I am not ultra anxious and I tend to feel better with exercise, meditation and yoga (on the rare cases I do it). BUT I still can be a hypochondriac (sp?) and worry the plane I am flying in will go down; worry every bump at night is a bad guy breaking in,etc.

It's a livable life but annoys my wife and does keep me on edge more than I would like.

But the biggest issue is sex. Grew up in a sexually abusive house; more mental abuse than any real physical stuff, but that too takes its toll. I can have sex and maintain erections but it's so hard to just let go and be in the moment and really enjoy my wife. I get aroused by her all the time, touching her, fantasies about her,etc...but the moment we begin to act on it, I just can't let go totally. I'm much better than I used to be but still not in the moment enough to have a really fun time. She wants that and I do too. We can have sex, but it feels mechanical 99% of the time. There ARE those times where it has felt great but those are rare (like 2-4 times in 10 years!!!)....

I just get to thinking stuff like: does she like this too? Where do I touch her? Is she into this? Am I into this?

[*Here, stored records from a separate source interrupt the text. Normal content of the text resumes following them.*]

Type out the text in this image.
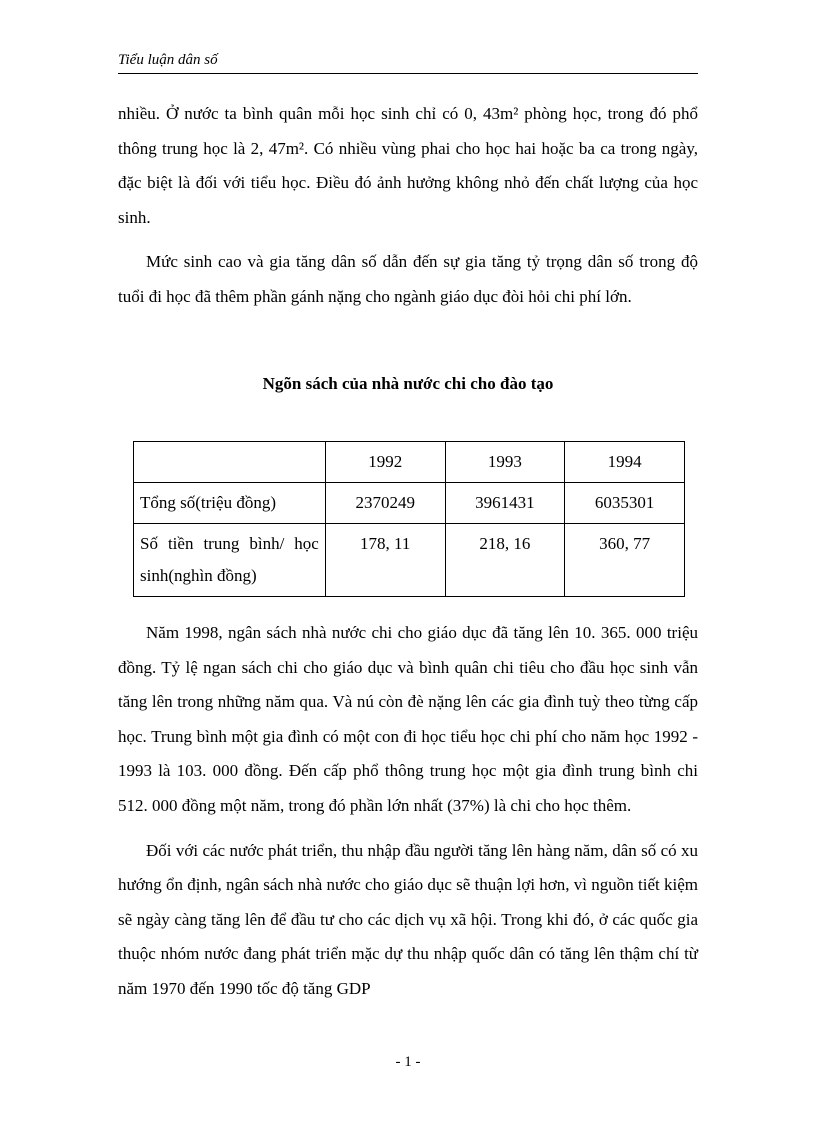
Tiểu luận dân số

nhiều. Ở nước ta bình quân mỗi học sinh chỉ có 0, 43m² phòng học, trong đó phổ thông trung học là 2, 47m². Có nhiều vùng phai cho học hai hoặc ba ca trong ngày, đặc biệt là đối với tiểu học. Điều đó ảnh hưởng không nhỏ đến chất lượng của học sinh.

Mức sinh cao và gia tăng dân số dẫn đến sự gia tăng tỷ trọng dân số trong độ tuổi đi học đã thêm phần gánh nặng cho ngành giáo dục đòi hỏi chi phí lớn.

Ngõn sách của nhà nước chi cho đào tạo
	1992	1993	1994
Tổng số(triệu đồng)	2370249	3961431	6035301
Số tiền trung bình/ học sinh(nghìn đồng)	178, 11	218, 16	360, 77

Năm 1998, ngân sách nhà nước chi cho giáo dục đã tăng lên 10. 365. 000 triệu đồng. Tỷ lệ ngan sách chi cho giáo dục và bình quân chi tiêu cho đầu học sinh vẫn tăng lên trong những năm qua. Và nú còn đè nặng lên các gia đình tuỳ theo từng cấp học. Trung bình một gia đình có một con đi học tiểu học chi phí cho năm học 1992 - 1993 là 103. 000 đồng. Đến cấp phổ thông trung học một gia đình trung bình chi 512. 000 đồng một năm, trong đó phần lớn nhất (37%) là chi cho học thêm.

Đối với các nước phát triển, thu nhập đầu người tăng lên hàng năm, dân số có xu hướng ổn định, ngân sách nhà nước cho giáo dục sẽ thuận lợi hơn, vì nguồn tiết kiệm sẽ ngày càng tăng lên để đầu tư cho các dịch vụ xã hội. Trong khi đó, ở các quốc gia thuộc nhóm nước đang phát triển mặc dự thu nhập quốc dân có tăng lên thậm chí từ năm 1970 đến 1990 tốc độ tăng GDP

- 1 -
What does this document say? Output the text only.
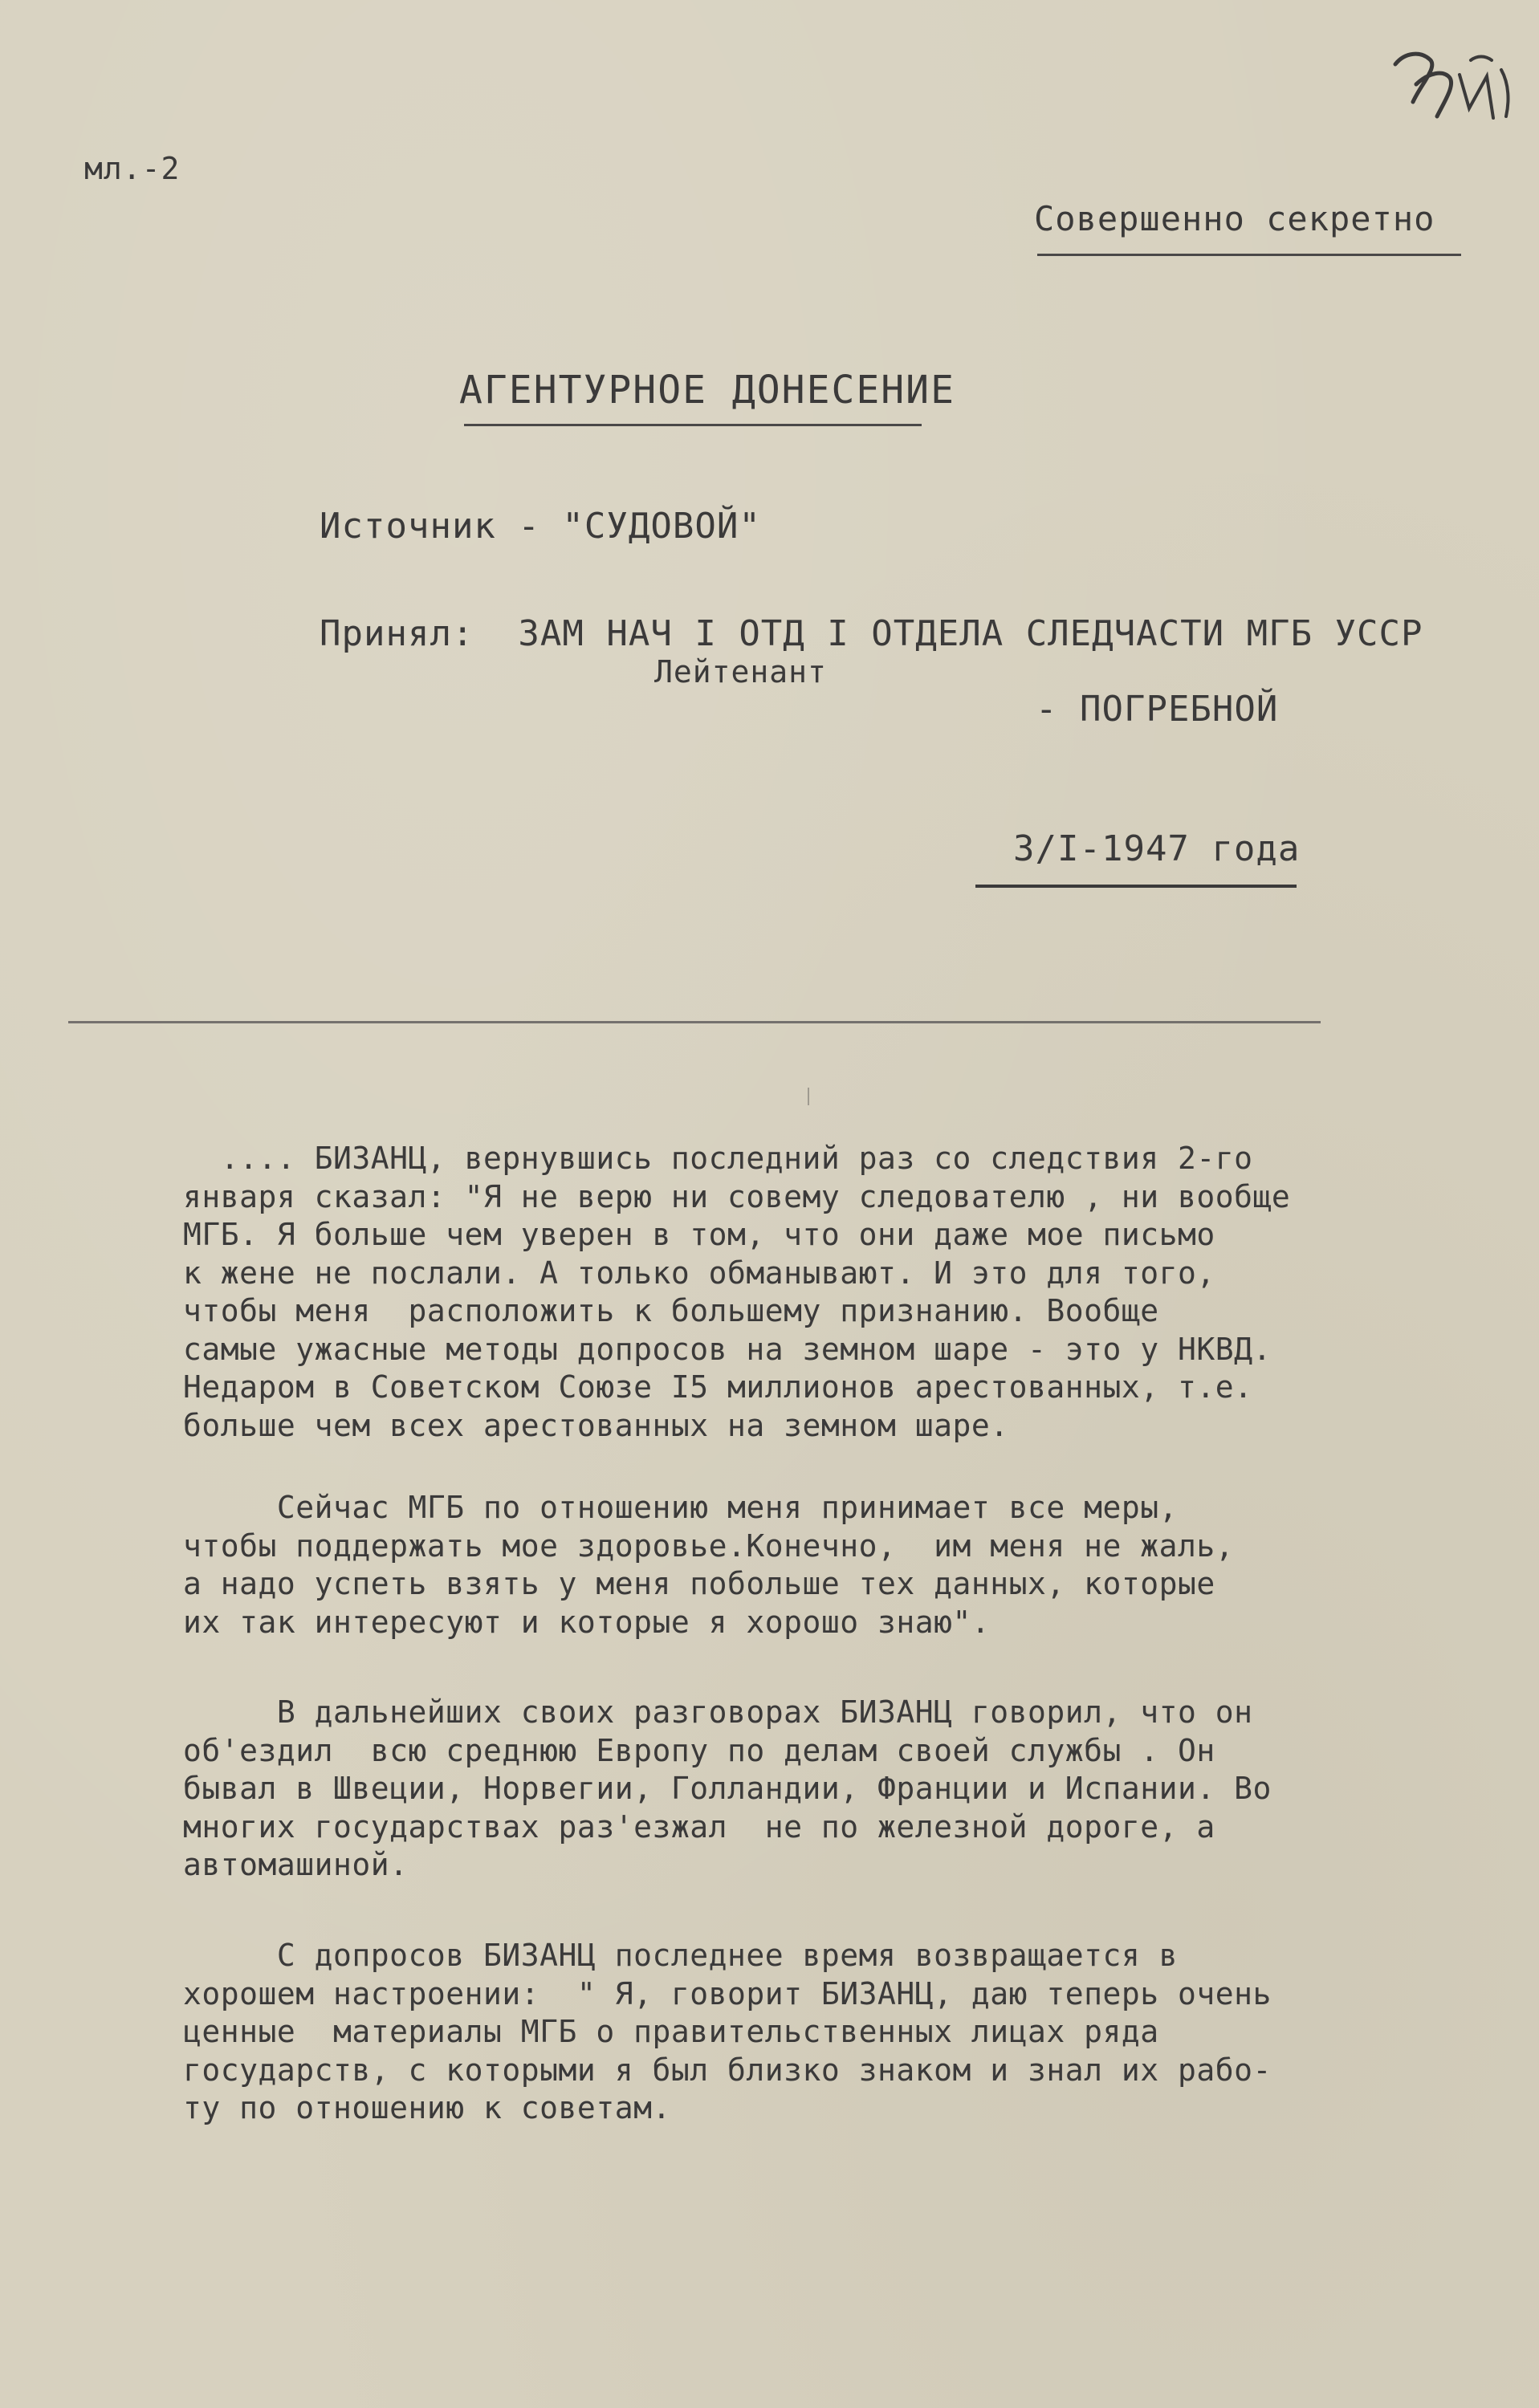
мл.-2
Совершенно секретно
АГЕНТУРНОЕ ДОНЕСЕНИЕ
Источник - "СУДОВОЙ"
Принял:  ЗАМ НАЧ I ОТД I ОТДЕЛА СЛЕДЧАСТИ МГБ УССР
Лейтенант
- ПОГРЕБНОЙ
3/I-1947 года

.... БИЗАНЦ, вернувшись последний раз со следствия 2-го

января сказал: "Я не верю ни совему следователю , ни вообще

МГБ. Я больше чем уверен в том, что они даже мое письмо

к жене не послали. А только обманывают. И это для того,

чтобы меня  расположить к большему признанию. Вообще

самые ужасные методы допросов на земном шаре - это у НКВД.

Недаром в Советском Союзе I5 миллионов арестованных, т.е.

больше чем всех арестованных на земном шаре.

Сейчас МГБ по отношению меня принимает все меры,

чтобы поддержать мое здоровье.Конечно,  им меня не жаль,

а надо успеть взять у меня побольше тех данных, которые

их так интересуют и которые я хорошо знаю".

В дальнейших своих разговорах БИЗАНЦ говорил, что он

об'ездил  всю среднюю Европу по делам своей службы . Он

бывал в Швеции, Норвегии, Голландии, Франции и Испании. Во

многих государствах раз'езжал  не по железной дороге, а

автомашиной.

С допросов БИЗАНЦ последнее время возвращается в

хорошем настроении:  " Я, говорит БИЗАНЦ, даю теперь очень

ценные  материалы МГБ о правительственных лицах ряда

государств, с которыми я был близко знаком и знал их рабо-

ту по отношению к советам.
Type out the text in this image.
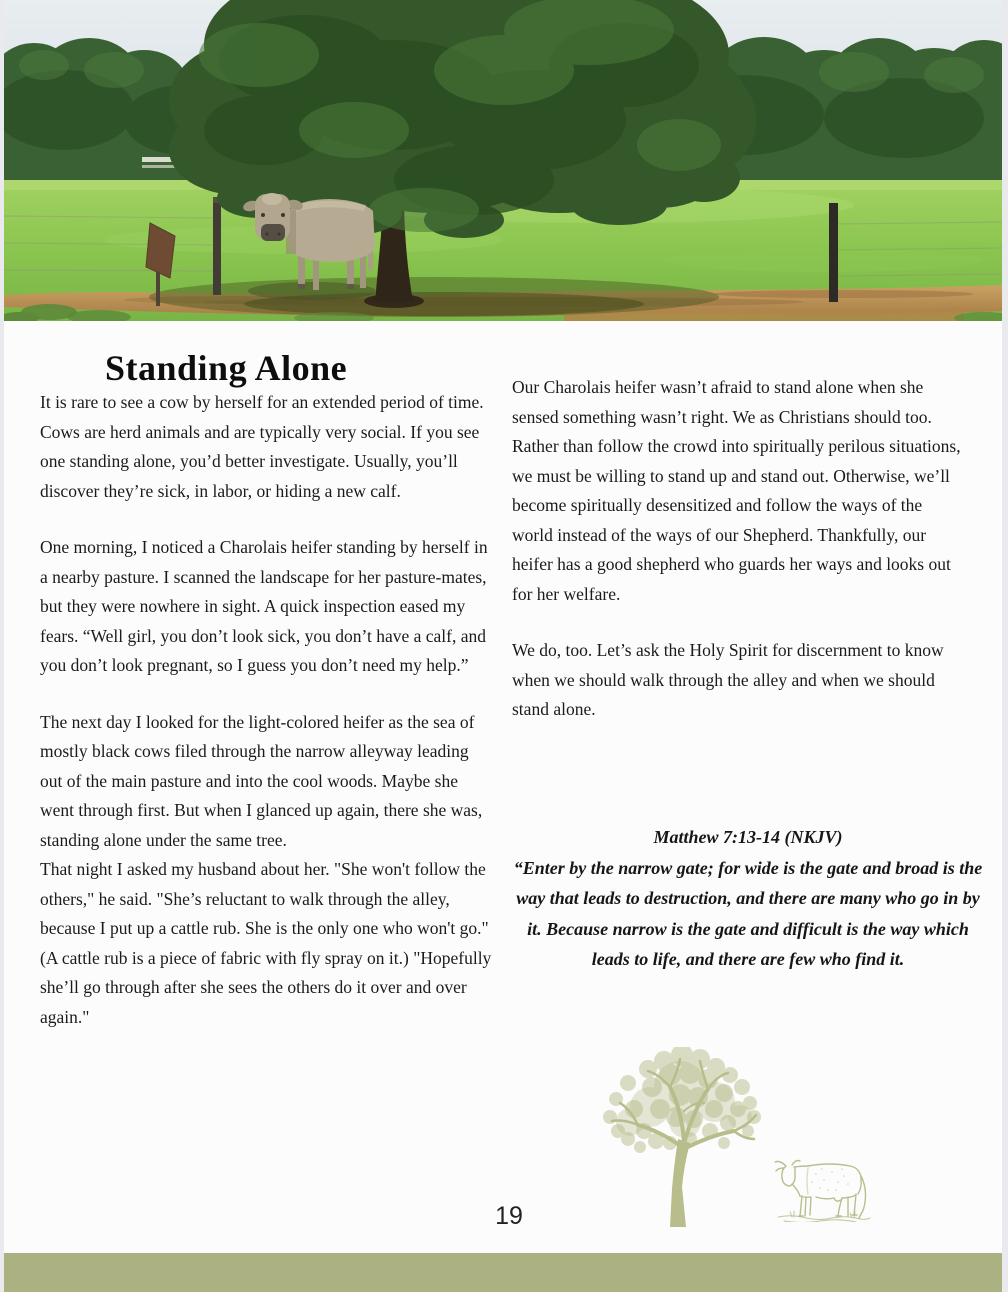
Standing Alone

It is rare to see a cow by herself for an extended period of time. Cows are herd animals and are typically very social. If you see one standing alone, you’d better investigate. Usually, you’ll discover they’re sick, in labor, or hiding a new calf.

One morning, I noticed a Charolais heifer standing by herself in a nearby pasture. I scanned the landscape for her pasture-mates, but they were nowhere in sight. A quick inspection eased my fears. “Well girl, you don’t look sick, you don’t have a calf, and you don’t look pregnant, so I guess you don’t need my help.”

The next day I looked for the light-colored heifer as the sea of mostly black cows filed through the narrow alleyway leading out of the main pasture and into the cool woods. Maybe she went through first. But when I glanced up again, there she was, standing alone under the same tree.

That night I asked my husband about her. "She won't follow the others," he said. "She’s reluctant to walk through the alley, because I put up a cattle rub. She is the only one who won't go."(A cattle rub is a piece of fabric with fly spray on it.) "Hopefully she’ll go through after she sees the others do it over and over again."

Our Charolais heifer wasn’t afraid to stand alone when she sensed something wasn’t right. We as Christians should too. Rather than follow the crowd into spiritually perilous situations, we must be willing to stand up and stand out. Otherwise, we’ll become spiritually desensitized and follow the ways of the world instead of the ways of our Shepherd. Thankfully, our heifer has a good shepherd who guards her ways and looks out for her welfare.

We do, too. Let’s ask the Holy Spirit for discernment to know when we should walk through the alley and when we should stand alone.

Matthew 7:13-14 (NKJV)
“Enter by the narrow gate; for wide is the gate and broad is the way that leads to destruction, and there are many who go in by it. Because narrow is the gate and difficult is the way which leads to life, and there are few who find it.
19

and I just can't get lost in the flow of it all.


Anyone have ANY experience like this? What did you do? Do you think meds will help? I hear they kill sex drive...I dunno. HALP!

Thanks all!

binky 8)

hairtrigger
10-29-2006, 02:07 PM
Well, I am still in the process of being diagnosed (anxiety) but I've found the same thing with girlfriends.

I tend to approach sex with a lot of concerns (pregnancy, STDs, etc.) and end up just kind of worrying more than enjoying the moment.